Stalin, Truman and the Surrender of Japan

Tsuyoshi Hasegawa


Harvard University Press 2005 £19.99 pp382

Index, References, Photographs, Maps


Tsuyoshi Hasegawa is the Professor of History and Director of the Centre for Cold War Studies at the University of California.

His new book has to be essential reading for anyone interested in the history surrounding the decision to use the atomic bombs in August 1945.It is a much more complicated history than many realise.

The title explains the context. Both the Americans and the Soviets, already deeply distrustful of each other, wanted a rapid Japanese surrender. At the start of the July conference in Potsdam Truman was delighted to hear from Stalin that the Soviets would enter the eastern war by the 15th of August. 'Fini the Japs when that comes about' noted Truman in his diary.

However when the full news of the successful atomic bomb test reached Potsdam on July 21st another race started. Could the Americans get the Japanese to surrender before the Soviets entered the war? If they could then the Soviets might be kept out of the post war settlement .

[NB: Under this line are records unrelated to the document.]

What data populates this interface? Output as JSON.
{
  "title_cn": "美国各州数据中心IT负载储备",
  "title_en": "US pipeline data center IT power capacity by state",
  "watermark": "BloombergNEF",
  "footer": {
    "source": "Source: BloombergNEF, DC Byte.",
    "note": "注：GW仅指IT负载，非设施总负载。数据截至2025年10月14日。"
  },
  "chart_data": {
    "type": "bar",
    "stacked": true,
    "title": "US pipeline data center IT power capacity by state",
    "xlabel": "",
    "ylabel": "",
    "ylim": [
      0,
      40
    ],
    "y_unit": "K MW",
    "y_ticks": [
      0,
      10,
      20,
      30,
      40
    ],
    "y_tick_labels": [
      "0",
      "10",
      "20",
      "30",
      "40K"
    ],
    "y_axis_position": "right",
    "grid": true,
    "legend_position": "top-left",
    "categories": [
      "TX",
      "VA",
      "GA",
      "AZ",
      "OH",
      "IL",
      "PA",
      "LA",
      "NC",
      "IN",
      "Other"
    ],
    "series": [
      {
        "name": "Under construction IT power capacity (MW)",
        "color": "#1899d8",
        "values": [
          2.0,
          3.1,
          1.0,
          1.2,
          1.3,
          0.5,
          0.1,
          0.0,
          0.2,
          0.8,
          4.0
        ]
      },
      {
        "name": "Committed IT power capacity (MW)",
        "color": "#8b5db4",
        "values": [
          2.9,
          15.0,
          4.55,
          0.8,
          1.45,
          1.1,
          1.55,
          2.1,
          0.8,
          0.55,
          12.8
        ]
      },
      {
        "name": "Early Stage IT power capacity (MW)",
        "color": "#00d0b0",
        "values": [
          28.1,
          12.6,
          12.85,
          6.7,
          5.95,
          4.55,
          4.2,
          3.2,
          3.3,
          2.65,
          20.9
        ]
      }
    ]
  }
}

The answer was No. By the time the Japanese accepted the allied Potsdam surrender terms the Soviet army was already on the move.

Secretly a vast army had been moved from the western to the eastern front. Stalin ordered his attack to begin on the 8th August- after Hiroshima but before Nagasaki. His army took most of Manchuria in ten days and were still in the process of occupying the remaining Kuril islands even after Japanese officials had signed the document of surrender on the deck of the USS Missouri on September 2nd. Plans for the partial occupation of the island of Hokkaido,the 'top' island of the Japanese mainland, were dropped before then. Stalin did not want to have a direct military confrontation with American forces.

Professor Hasegawa gives in great detail a new understanding of the complications and complexities, both from the American and Japanese side, of the demand for unconditional surrender. The deference and respect given to the Emperor, even by the Japanese war party, is something those of us from other traditions find it hard to understand. It is also hard to understand why the Americans did not make it easier for the Japanese by making clear that the position of the Emperor would not be challenged. After all, post surrender, that is just what did happen. There was no attempt to indict the Emperor as a war criminal though he certainly was just as responsible as many who were put on trial.

Hasegawa's final conclusion is that "the two atomic bombs on Hiroshima and Nagasaki alone were not decisive in inducing Japan to surrender…….the Soviet invasion was…"

Readers can agree or not as they wish with this challenge to the story of 1945 as many of us have learnt it. For everyone this is raw history in great detail, always referenced, beautifully written and fascinating from first to last page. Indeed I wish there had been other pages on the immediate post war settlement and relations then with the Soviets. Perhaps there will be a volume 2.